Week 14: December 05
Critique week – no class
--> DECEMBER 4–8: Critique Week
Week 15: December 12 (Our last day of class)
5 Student Presentations.
SAIC Classes end: December 18
Learning Outcomes
Students will learn how artists employed a wide range of new technologies in their practice throughout the twentieth and twenty-first centuries. Students will be able to identify different strategies employed by artists in their use of new media and will understand how artists channeled these strategies in the production of specific works of art. A midterm Research Proposal, participation in class discussion, a final presentation, and the final Research Paper will evaluate students' grasp of the historical and conceptual issues relevant to this aim.
Students may vary in their learning; achieving course goals requires work on the students' part.
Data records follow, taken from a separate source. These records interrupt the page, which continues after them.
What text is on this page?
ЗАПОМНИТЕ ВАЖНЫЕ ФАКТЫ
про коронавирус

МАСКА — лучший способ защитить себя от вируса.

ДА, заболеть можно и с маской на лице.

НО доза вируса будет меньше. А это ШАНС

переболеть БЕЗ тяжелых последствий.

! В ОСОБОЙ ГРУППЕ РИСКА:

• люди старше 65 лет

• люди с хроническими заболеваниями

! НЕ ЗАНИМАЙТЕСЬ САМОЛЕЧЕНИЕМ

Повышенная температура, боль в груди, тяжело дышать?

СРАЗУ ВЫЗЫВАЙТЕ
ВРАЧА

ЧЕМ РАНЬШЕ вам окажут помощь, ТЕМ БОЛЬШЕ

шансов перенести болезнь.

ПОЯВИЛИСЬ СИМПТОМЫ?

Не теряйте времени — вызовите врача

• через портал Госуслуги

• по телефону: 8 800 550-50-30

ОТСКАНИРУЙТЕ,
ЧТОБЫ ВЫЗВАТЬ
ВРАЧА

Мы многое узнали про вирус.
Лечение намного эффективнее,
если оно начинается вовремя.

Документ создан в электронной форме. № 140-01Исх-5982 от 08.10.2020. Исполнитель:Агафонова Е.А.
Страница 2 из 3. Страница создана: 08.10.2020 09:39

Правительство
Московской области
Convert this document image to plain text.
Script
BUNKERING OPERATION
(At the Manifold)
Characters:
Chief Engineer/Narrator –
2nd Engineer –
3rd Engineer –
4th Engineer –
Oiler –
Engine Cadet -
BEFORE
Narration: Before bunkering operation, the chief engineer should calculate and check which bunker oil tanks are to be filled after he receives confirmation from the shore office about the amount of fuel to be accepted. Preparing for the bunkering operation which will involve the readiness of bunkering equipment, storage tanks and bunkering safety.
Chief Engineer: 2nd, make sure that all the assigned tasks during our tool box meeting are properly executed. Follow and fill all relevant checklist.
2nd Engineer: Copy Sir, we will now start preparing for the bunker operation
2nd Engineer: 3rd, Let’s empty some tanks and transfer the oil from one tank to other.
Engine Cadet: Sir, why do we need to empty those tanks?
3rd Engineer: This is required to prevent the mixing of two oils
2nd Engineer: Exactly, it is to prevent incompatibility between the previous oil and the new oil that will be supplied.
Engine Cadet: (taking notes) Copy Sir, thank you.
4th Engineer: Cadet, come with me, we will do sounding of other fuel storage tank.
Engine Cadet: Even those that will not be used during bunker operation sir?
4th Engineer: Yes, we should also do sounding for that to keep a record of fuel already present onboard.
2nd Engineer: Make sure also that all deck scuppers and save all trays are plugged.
Class Schedule and Readings
The readings are included below in the form of links (webliography) and online Flaxman sources. Students are expected to read the assigned texts before class. Please note that the lecture plan and the reading list are subject to change without notice. Students are advised to monitor and refresh the Canvas Home page.
Class Participation
Please prepare three questions/comments for every class. Class participation is required. This means that students must ask questions, make comments and discuss the topics raised by both classmates and the instructor. Students may participate via video, voice and/or text.